Using Green's function of semi-infinite Weyl semimetals, we present the quantum theory of the collective charge dynamics of Fermi arcs. We find that the Fermi arc plasmons in undoped Weyl semimetals are linearly dispersing gapless plasmon modes. The gaplessness comes from proper consideration of the deep penetration of surface states near the end of the Fermi arcs into the interior of the Weyl semimetal. The linear dispersion—rather than square root dispersion of pure 2D electron systems with extended Fermi surface—arises from the strong anisotropy introduced by the Fermi arc itself, due to which the continuum of surface particle-hole (PH) excitations in this system will have a strong resemblance to a stack of one-dimensional (1D) electron systems. This places the Fermi arc electron liquid in between the 1D and 2D electron liquids. Contamination with the bulk PH excitations in the doped case gives rise to the damping of the Fermi arc sounds.

Figure 1

PHC in (a) 1D and (b) 2D electron gases. (c) PHC of a momentum space stack of 1D systems. The scale $2k_F$ is separation of left and right movers in momentum space. (d) PHC of Fermi arc. Panel (d) coincides with low-$q$ part of (c).

Figure 2

(a) Schematic representation of the semi-infinite WSM. Color intensity encodes the exponential decay of the surface states. The layers represent the discretization of the $z$ coordinate used in numerical computation. (b) The Fermi arc on the surface of a Weyl semimetal that connects the projection of two Weyl nodes on the surface. The gray curve denotes the penetration depth of the Fermi arc states into the interior of the WSM.

Figure 3

Finite size scaling analysis of the relative slope difference ${\gamma }_N$ (left) and the gap ${\mathrm{\Delta }}_N$ (right) of the lowest Fermi arc plasmon modes.

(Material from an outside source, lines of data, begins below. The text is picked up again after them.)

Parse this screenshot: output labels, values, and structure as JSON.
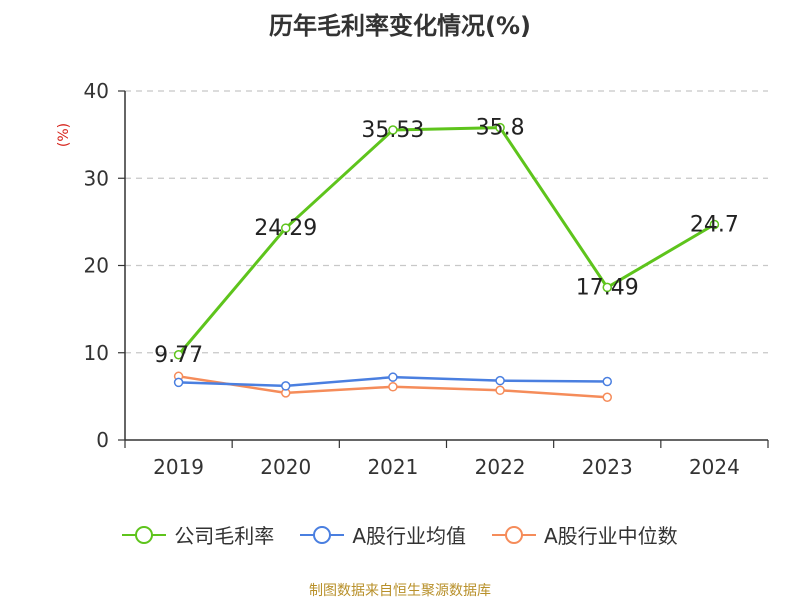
{
  "chart_data": {
    "type": "line",
    "title": "历年毛利率变化情况(%)",
    "ylabel": "(%)",
    "categories": [
      "2019",
      "2020",
      "2021",
      "2022",
      "2023",
      "2024"
    ],
    "ylim": [
      0,
      40
    ],
    "yticks": [
      0,
      10,
      20,
      30,
      40
    ],
    "grid": true,
    "legend_position": "bottom",
    "series": [
      {
        "name": "公司毛利率",
        "color": "#5ec41c",
        "values": [
          9.77,
          24.29,
          35.53,
          35.8,
          17.49,
          24.7
        ],
        "labels": [
          "9.77",
          "24.29",
          "35.53",
          "35.8",
          "17.49",
          "24.7"
        ]
      },
      {
        "name": "A股行业均值",
        "color": "#4a7fe0",
        "values": [
          6.6,
          6.2,
          7.2,
          6.8,
          6.7,
          null
        ],
        "labels": []
      },
      {
        "name": "A股行业中位数",
        "color": "#f58c5a",
        "values": [
          7.3,
          5.4,
          6.1,
          5.7,
          4.9,
          null
        ],
        "labels": []
      }
    ]
  },
  "source_text": "制图数据来自恒生聚源数据库"
}
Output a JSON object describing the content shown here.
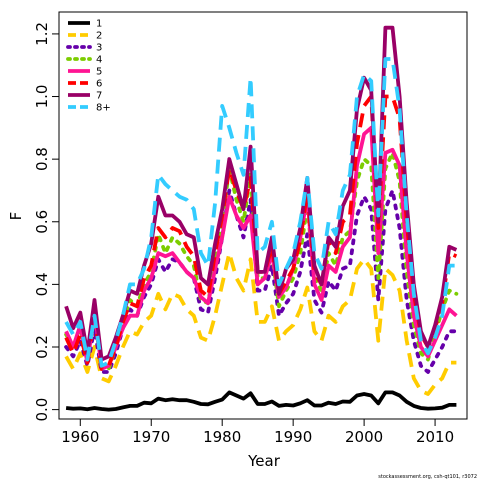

The log-log plot indicates that upon increasing $N$ the gap and slope differences quickly vanish.

Figure 4

Lowest surface plasmon mode of Fermi arc states for a grid of $N=50$ layers with penetration depth of $db=25$. The polar angle is fixed by $\phi =\pi /6$. The dashed line emphasizes the extrapolation to $q\to 0$ limit.

Figure 5

The lowest surface plasmon frequency (dashed blue) and $sin\phi$ function (solid red) as a function of the polar angle $\phi$ for $N=50$ and $db=25$ for a fixed $q=0.01b$ wave vector magnitude.

Figure 6

The electrostatic potential profile for spin $\uparrow$ and $\downarrow$ (degenerate) Fermi arc electrons as a function of distance $zb$ from the surface for $\phi =\pi /6, \left|q\right|=0.1$, and $N=150$. The modes are localized on the surface.

Figure 7

The red plot is the real part of the eigenvalues $\varepsilon \left(\omega \right)$ of the dielectric matrix. The blue plot is the imaginary part of the loss function ${\varepsilon }^{-1}\left(\omega \right)$ as a function of frequency $\omega$ for a mesh with $N=50$ layers and the horizontal momentum $\mathit{q}=0.1$.